As a bad guy trying to pull of an amazing feat of money making, he really wasn’t very smart. Of all the places to try to use your ‘special’ program, why would you ever pick on a nuclear plant? The guy basically lit up a giant sign saying ‘look look look at me!’ when stealth is what was called for. It was a stupid risk and in the end, because he did it that way, he is eventually stopped. (And the equipment he was testing wasn’t even that uncommon!) If he’d skipped the nuclear plant altogether and gone for a test somewhere less volatile, no one would probably have ever known he’d ever pulled his ultimate stunt and he and his cohorts would have made billions!

We’re not going to talk about the lame love setup on this film. Had to have been pure hormones. Lots of long glances with strung out time which led to a lot of nothing.

And, if you don’t want the audience to realize you’re about to blow up the car – don’t wait so friggin’ long to do it! (I freaked my husband out. I did an aside and said “the car’s going to blow up”. Two seconds later, blow up it did! They really waited way too long – like holding up a sign.)

4) Stunts – Thumbs Up: The film had a nice fight scene in a Korean restaurant, though it was totally spoiled by the dreaded “shaky cam”. Nothing wastes orchestrated violence more than the audience not being able to see it because the screen is shaking. Ugh. It moved around so much you couldn’t even tell two of the guys had knives. All that beautiful stunt work wasted. Sigh. (The last half of the film was chuck full of shaky cam moments too. Double Ugh)

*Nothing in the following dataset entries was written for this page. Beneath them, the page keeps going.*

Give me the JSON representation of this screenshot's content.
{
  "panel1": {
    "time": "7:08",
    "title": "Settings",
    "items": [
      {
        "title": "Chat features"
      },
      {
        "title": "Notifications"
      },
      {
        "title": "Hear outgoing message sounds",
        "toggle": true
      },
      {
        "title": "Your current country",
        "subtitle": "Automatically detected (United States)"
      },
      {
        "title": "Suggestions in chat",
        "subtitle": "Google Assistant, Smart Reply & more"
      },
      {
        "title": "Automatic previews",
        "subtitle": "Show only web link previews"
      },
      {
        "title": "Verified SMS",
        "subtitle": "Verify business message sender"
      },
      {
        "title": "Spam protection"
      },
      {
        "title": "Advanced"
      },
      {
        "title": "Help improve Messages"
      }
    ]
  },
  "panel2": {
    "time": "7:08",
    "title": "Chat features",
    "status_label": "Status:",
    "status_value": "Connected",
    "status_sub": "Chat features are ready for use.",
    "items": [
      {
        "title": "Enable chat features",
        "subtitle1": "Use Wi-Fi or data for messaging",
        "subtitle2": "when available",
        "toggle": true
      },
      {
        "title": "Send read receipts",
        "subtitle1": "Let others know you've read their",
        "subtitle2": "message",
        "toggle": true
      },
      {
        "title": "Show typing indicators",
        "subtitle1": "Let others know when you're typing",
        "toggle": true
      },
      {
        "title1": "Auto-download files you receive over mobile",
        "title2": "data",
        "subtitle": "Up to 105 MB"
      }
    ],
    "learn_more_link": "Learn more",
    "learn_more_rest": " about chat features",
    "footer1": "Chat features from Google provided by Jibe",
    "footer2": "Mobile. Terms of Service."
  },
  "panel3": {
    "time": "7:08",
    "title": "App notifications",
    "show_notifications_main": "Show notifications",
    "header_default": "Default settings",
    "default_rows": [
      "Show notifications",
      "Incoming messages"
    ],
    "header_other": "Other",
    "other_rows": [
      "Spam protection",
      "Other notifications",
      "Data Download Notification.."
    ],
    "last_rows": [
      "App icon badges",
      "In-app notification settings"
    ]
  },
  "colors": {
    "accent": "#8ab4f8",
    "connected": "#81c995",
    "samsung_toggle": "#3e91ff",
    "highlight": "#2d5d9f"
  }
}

5) Locations/Cinematography – Total Thumbs Up: Aside from the beginning sequence, the locations and spanning cinematography shots at those spots were the most enjoyable parts of the film. Shot is Hong Kong, Jakarta, Kuala Lumpur, and elsewhere, there was a lot of things to see. And they picked great times in the day and angles to do the spanning shots of these places as well – just at sunrise or almost past sunset – some truly amazing colored skies and clouds, as well as tons of lights shinning up from the darkness. Some truly gorgeous filming. Too bad it was wasted on such a slow, clunky plotted movie. The patchy editing didn’t help much either…

Conclusion: Started out great, had some awesome cinematography shots, but the clunky, drawn out plot and lack of depth to the characters just bogged the whole thing down. A pity, really.